We take the responsibility of preserving your data very seriously, so if there is any chance of recovering the data, we will hold off on doing the failover and focus on recovering the data in the primary location. In the future, we plan to provide an API to allow customers to trigger a failover at an account level, which would then allow customers to control the RTO themselves, but this is not available yet.

You can have more control of this if you use RA-GRS.

Comment from the first article:

The VHD is replicated to the secondary site. You can not use the VHD to create a VM, because the secondary is read-only. You would have to copy it to a storage account in a primary data center to create a VM from it. Of course, as discussed in your previous question, if something catastrophic happened and the secondary became the primary, you could create a VM from the VHD file. This redundancy feature is about storage, and only storage, not about recreating your VMs and everything that uses something in storage. You might want to check out Azure Backup for something like that.
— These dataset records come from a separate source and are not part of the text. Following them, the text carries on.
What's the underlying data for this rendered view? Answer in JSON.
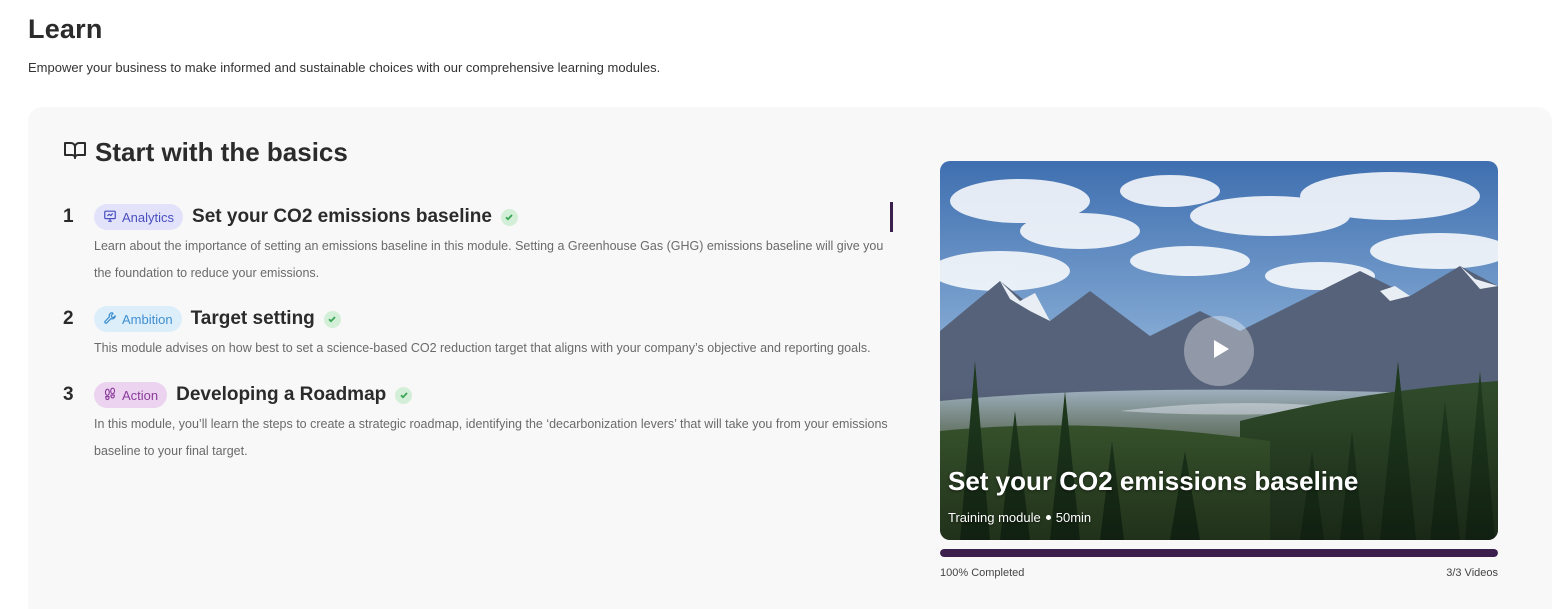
{
  "page": {
    "title": "Learn",
    "subtitle": "Empower your business to make informed and sustainable choices with our comprehensive learning modules."
  },
  "section": {
    "title": "Start with the basics",
    "icon": "book-icon"
  },
  "modules": [
    {
      "number": "1",
      "tag": "Analytics",
      "tag_icon": "presentation-icon",
      "title": "Set your CO2 emissions baseline",
      "completed": true,
      "active": true,
      "description": "Learn about the importance of setting an emissions baseline in this module. Setting a Greenhouse Gas (GHG) emissions baseline will give you the foundation to reduce your emissions."
    },
    {
      "number": "2",
      "tag": "Ambition",
      "tag_icon": "wrench-icon",
      "title": "Target setting",
      "completed": true,
      "active": false,
      "description": "This module advises on how best to set a science-based CO2 reduction target that aligns with your company’s objective and reporting goals."
    },
    {
      "number": "3",
      "tag": "Action",
      "tag_icon": "footprints-icon",
      "title": "Developing a Roadmap",
      "completed": true,
      "active": false,
      "description": "In this module, you’ll learn the steps to create a strategic roadmap, identifying the ‘decarbonization levers’ that will take you from your emissions baseline to your final target."
    }
  ],
  "video": {
    "title": "Set your CO2 emissions baseline",
    "type": "Training module",
    "duration": "50min"
  },
  "progress": {
    "label": "100% Completed",
    "count": "3/3 Videos",
    "fraction": 1.0
  },
  "colors": {
    "accent": "#3b1f4d",
    "check_bg": "#d3efd8",
    "check_mark": "#3aa655"
  }
}
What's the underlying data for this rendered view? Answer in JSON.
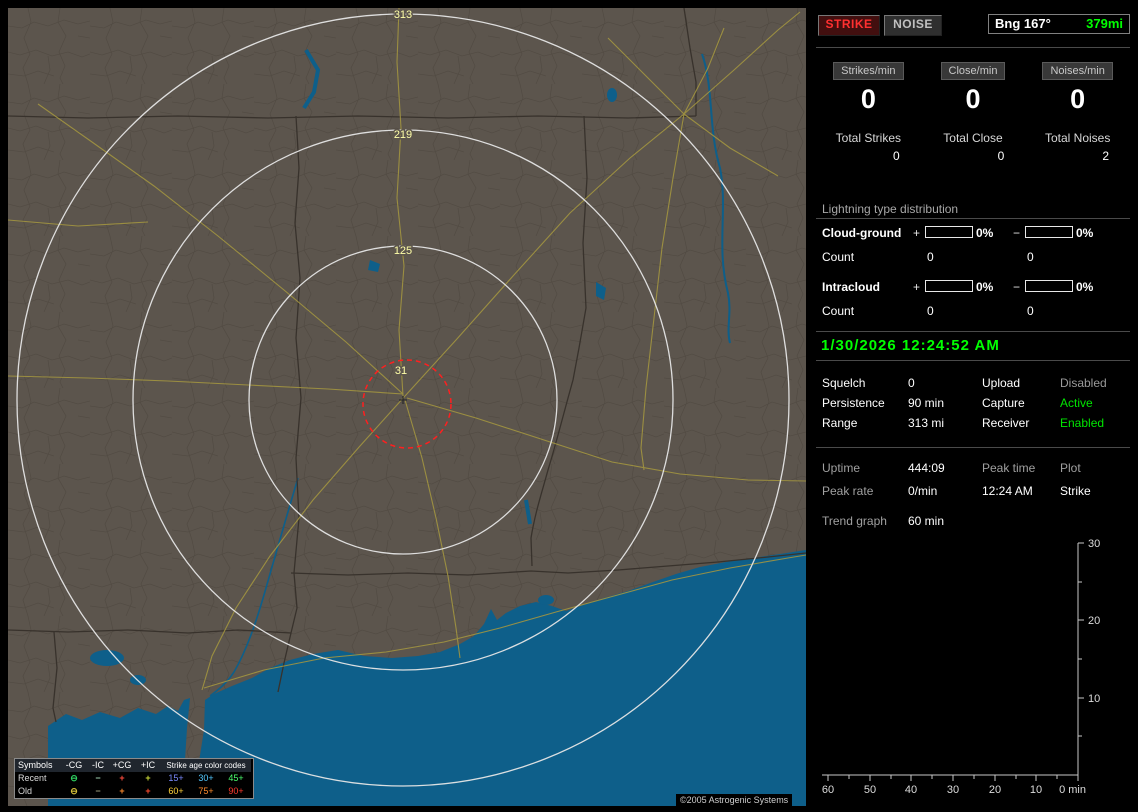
{
  "map": {
    "rings": [
      {
        "label": "313"
      },
      {
        "label": "219"
      },
      {
        "label": "125"
      },
      {
        "label": "31"
      }
    ],
    "ring_label_color": "#ffffa8",
    "close_alarm_color": "#ff1f1f",
    "water_color": "#0e5f8a",
    "road_color": "#a29540",
    "land_color": "#5c554d",
    "copyright": "©2005 Astrogenic Systems",
    "legend": {
      "symbols_header": "Symbols",
      "columns": [
        "-CG",
        "-IC",
        "+CG",
        "+IC"
      ],
      "age_header": "Strike age color codes",
      "rows": [
        {
          "label": "Recent",
          "symbols": [
            {
              "glyph": "⊖",
              "color": "#2fd060"
            },
            {
              "glyph": "−",
              "color": "#9fd0b0"
            },
            {
              "glyph": "+",
              "color": "#ff4b3e"
            },
            {
              "glyph": "+",
              "color": "#cddc39"
            }
          ],
          "ages": [
            {
              "text": "15+",
              "color": "#7b8bff"
            },
            {
              "text": "30+",
              "color": "#53c8ff"
            },
            {
              "text": "45+",
              "color": "#4bff6e"
            }
          ]
        },
        {
          "label": "Old",
          "symbols": [
            {
              "glyph": "⊖",
              "color": "#d6c23a"
            },
            {
              "glyph": "−",
              "color": "#9a9a7a"
            },
            {
              "glyph": "+",
              "color": "#ff8c2e"
            },
            {
              "glyph": "+",
              "color": "#ff4b2e"
            }
          ],
          "ages": [
            {
              "text": "60+",
              "color": "#ffd23a"
            },
            {
              "text": "75+",
              "color": "#ff8c2e"
            },
            {
              "text": "90+",
              "color": "#ff3b2e"
            }
          ]
        }
      ]
    }
  },
  "panel": {
    "strike_button": "STRIKE",
    "noise_button": "NOISE",
    "strike_color": "#ff3030",
    "bearing_label": "Bng 167°",
    "bearing_range": "379mi",
    "bearing_range_color": "#00ff00",
    "rate_counters": [
      {
        "label": "Strikes/min",
        "value": "0"
      },
      {
        "label": "Close/min",
        "value": "0"
      },
      {
        "label": "Noises/min",
        "value": "0"
      }
    ],
    "totals": [
      {
        "label": "Total Strikes",
        "value": "0"
      },
      {
        "label": "Total Close",
        "value": "0"
      },
      {
        "label": "Total Noises",
        "value": "2"
      }
    ],
    "distribution": {
      "title": "Lightning type distribution",
      "plus_sign": "+",
      "minus_sign": "−",
      "count_label": "Count",
      "rows": [
        {
          "label": "Cloud-ground",
          "plus_pct": "0%",
          "minus_pct": "0%",
          "plus_count": "0",
          "minus_count": "0"
        },
        {
          "label": "Intracloud",
          "plus_pct": "0%",
          "minus_pct": "0%",
          "plus_count": "0",
          "minus_count": "0"
        }
      ]
    },
    "timestamp": "1/30/2026 12:24:52 AM",
    "timestamp_color": "#00ff00",
    "settings": [
      {
        "label": "Squelch",
        "value": "0",
        "label2": "Upload",
        "value2": "Disabled",
        "value2_color": "#9a9a9a"
      },
      {
        "label": "Persistence",
        "value": "90 min",
        "label2": "Capture",
        "value2": "Active",
        "value2_color": "#00e600"
      },
      {
        "label": "Range",
        "value": "313 mi",
        "label2": "Receiver",
        "value2": "Enabled",
        "value2_color": "#00e600"
      }
    ],
    "status": {
      "rows": [
        {
          "c1": "Uptime",
          "v1": "444:09",
          "c2": "Peak time",
          "v2": "Plot"
        },
        {
          "c1": "Peak rate",
          "v1": "0/min",
          "c2": "12:24 AM",
          "v2": "Strike"
        }
      ]
    },
    "trend": {
      "label": "Trend graph",
      "window": "60 min",
      "chart": {
        "type": "line",
        "series": [],
        "y_ticks": [
          "30",
          "20",
          "10"
        ],
        "x_ticks": [
          "60",
          "50",
          "40",
          "30",
          "20",
          "10"
        ],
        "x_end_label": "0 min",
        "y_range": [
          0,
          30
        ],
        "x_range_minutes": [
          60,
          0
        ]
      }
    }
  }
}
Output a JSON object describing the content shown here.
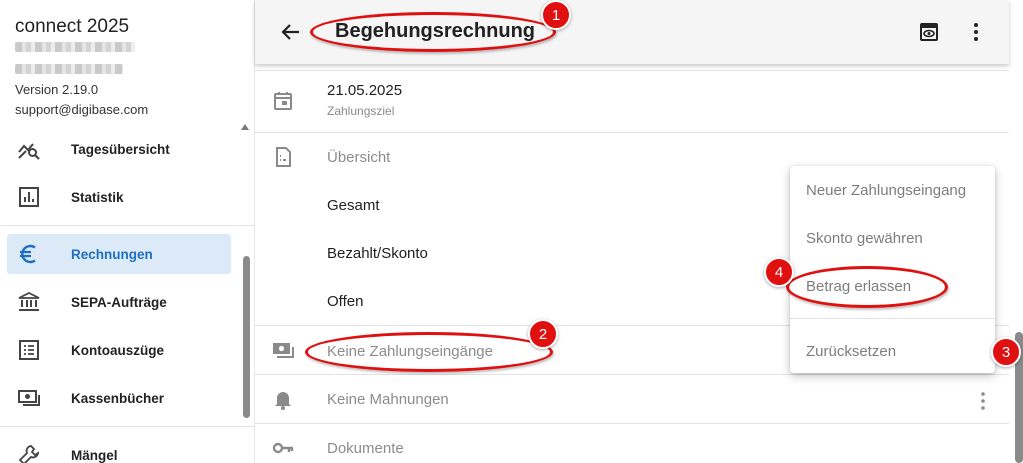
{
  "sidebar": {
    "app_title": "connect 2025",
    "version": "Version 2.19.0",
    "support": "support@digibase.com",
    "items": [
      {
        "label": "Tagesübersicht",
        "icon": "chart-search-icon"
      },
      {
        "label": "Statistik",
        "icon": "bar-chart-icon"
      },
      {
        "label": "Rechnungen",
        "icon": "euro-icon"
      },
      {
        "label": "SEPA-Aufträge",
        "icon": "bank-icon"
      },
      {
        "label": "Kontoauszüge",
        "icon": "list-icon"
      },
      {
        "label": "Kassenbücher",
        "icon": "cash-icon"
      },
      {
        "label": "Mängel",
        "icon": "wrench-icon"
      }
    ],
    "active_item": "Rechnungen",
    "accent_color": "#1e6fc2"
  },
  "header": {
    "title": "Begehungsrechnung",
    "back_icon": "arrow-left-icon",
    "preview_icon": "eye-preview-icon",
    "more_icon": "more-vert-icon"
  },
  "detail": {
    "date_value": "21.05.2025",
    "date_caption": "Zahlungsziel",
    "overview_label": "Übersicht",
    "overview_rows": [
      "Gesamt",
      "Bezahlt/Skonto",
      "Offen"
    ],
    "payments_label": "Keine Zahlungseingänge",
    "reminders_label": "Keine Mahnungen",
    "documents_label": "Dokumente"
  },
  "context_menu": {
    "items": [
      "Neuer Zahlungseingang",
      "Skonto gewähren",
      "Betrag erlassen",
      "Zurücksetzen"
    ]
  },
  "annotations": {
    "badges": [
      "1",
      "2",
      "3",
      "4"
    ],
    "color": "#e01010"
  }
}
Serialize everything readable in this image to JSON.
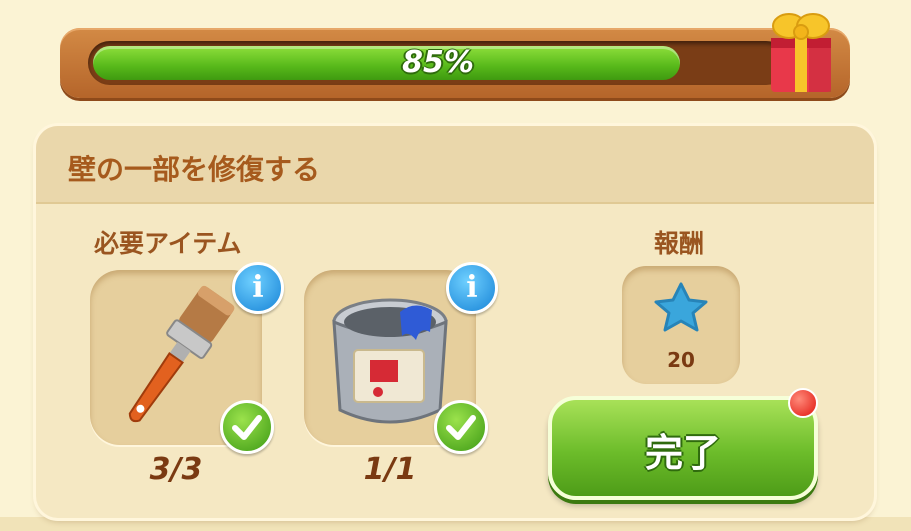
{
  "progress": {
    "value": 0.85,
    "label": "85%"
  },
  "gift": {
    "icon": "gift-box-icon"
  },
  "task": {
    "title": "壁の一部を修復する",
    "required_label": "必要アイテム",
    "items": [
      {
        "icon": "paint-brush-icon",
        "count": "3/3",
        "complete": true
      },
      {
        "icon": "paint-can-icon",
        "count": "1/1",
        "complete": true
      }
    ],
    "reward": {
      "label": "報酬",
      "icon": "blue-star-icon",
      "amount": "20"
    },
    "complete_label": "完了"
  },
  "colors": {
    "progress_fill": "#57b81a",
    "button": "#6cbc2a",
    "title": "#a65a1d"
  }
}
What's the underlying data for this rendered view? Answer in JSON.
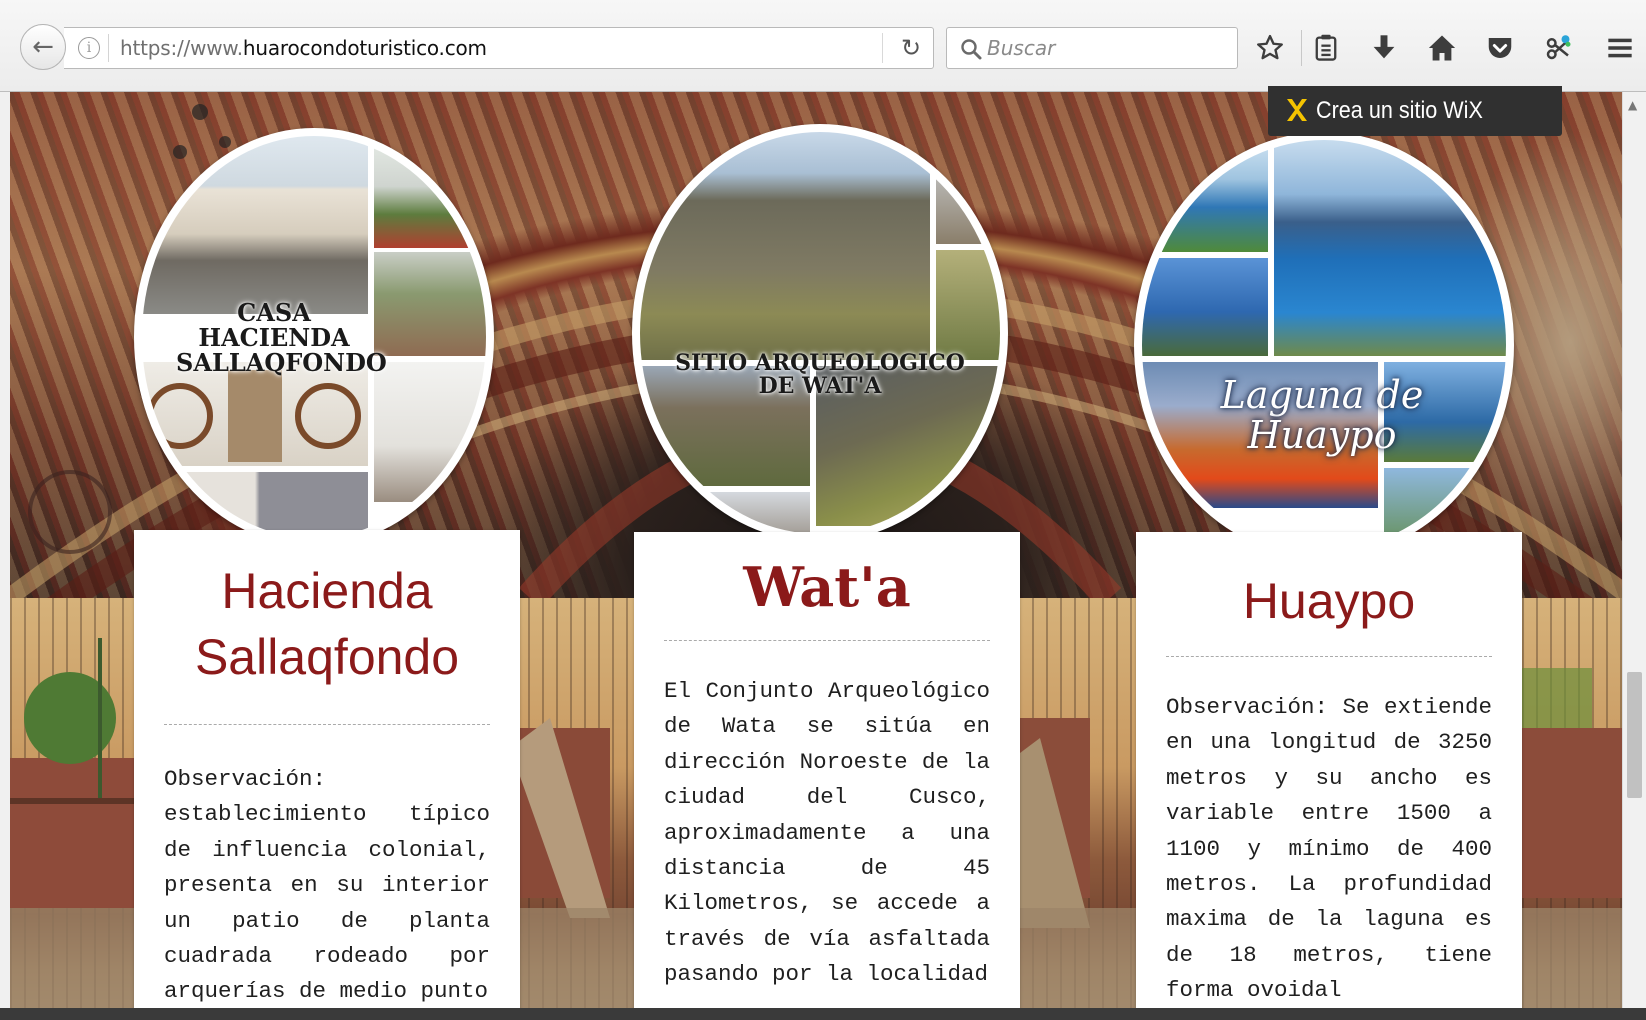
{
  "browser": {
    "url_prefix": "https://www.",
    "url_domain": "huarocondoturistico.com",
    "search_placeholder": "Buscar"
  },
  "wix_banner": {
    "text": "Crea un sitio WiX"
  },
  "cards": [
    {
      "circle_caption": "CASA HACIENDA SALLAQFONDO",
      "title": "Hacienda Sallaqfondo",
      "body": "Observación: establecimiento típico de influencia colonial, presenta en su interior un patio de planta cuadrada rodeado por arquerías de medio punto"
    },
    {
      "circle_caption": "SITIO ARQUEOLOGICO DE WAT'A",
      "title": "Wat'a",
      "body": "El Conjunto Arqueológico de Wata se sitúa en dirección Noroeste de la ciudad del Cusco, aproximadamente a una distancia de 45 Kilometros, se accede a través de vía asfaltada pasando por la localidad"
    },
    {
      "circle_caption": "Laguna de Huaypo",
      "title": "Huaypo",
      "body": "Observación: Se extiende en una longitud de 3250 metros y su ancho es variable entre 1500 a 1100 y mínimo de 400 metros. La profundidad maxima de la laguna es de 18 metros, tiene forma ovoidal"
    }
  ],
  "colors": {
    "title_red": "#8b1a1a",
    "chrome_bg": "#ececec",
    "wix_bar": "#303030"
  }
}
So how do I move my VM to a different data center and start to use my replicated storage myself in the case of an outage?

  1. Use RA-GRS
  2. Find the IP location of your <storage account>-secondary endpoint
  3. Create a new storage account on that same stamp/IP if possible or a different stamp in the same data center the -secondary is located in
  4. Use the secondary endpoint on the RA-GRS to copy the blob to the new storage account created above making it a writable copy
  5. Deploy your VM to that new data center (preferably through script) and bring it back up using the new storage.

Note that there are still a few other things to consider.

  1. If you can’t get on the same stamp the RA-GRS uses, then copies between stamps in the same data center take time. See this article - there is a chart there that detail the time to copy between stamps and data centers.
  2. Recovery Point Objective is 15 minutes for RA-GRS, but there is no SLA on Geo-replication, so there may be some data loss since Geo-Replication is asynchronous. From another blog post:
    1. Recover Point Objective (RPO) : In GRS and RA-GRS the storage service asynchronously geo-replicates the data from the primary to the secondary location. If there was a major regional disaster and a failover had to be performed, then recent delta changes that had not been geo-replicated could be lost. The number of minutes of potential data lost is referred to as RPO (i.e., the point in time to which data can be recovered to). We typically have a RPO less than 15 minutes, though there is currently no SLA on how long geo-replication takes.

Most of this information comes from BLOGs and the actual functionality is a moving target, so keeping up to date is an issue.  Please comment as things change.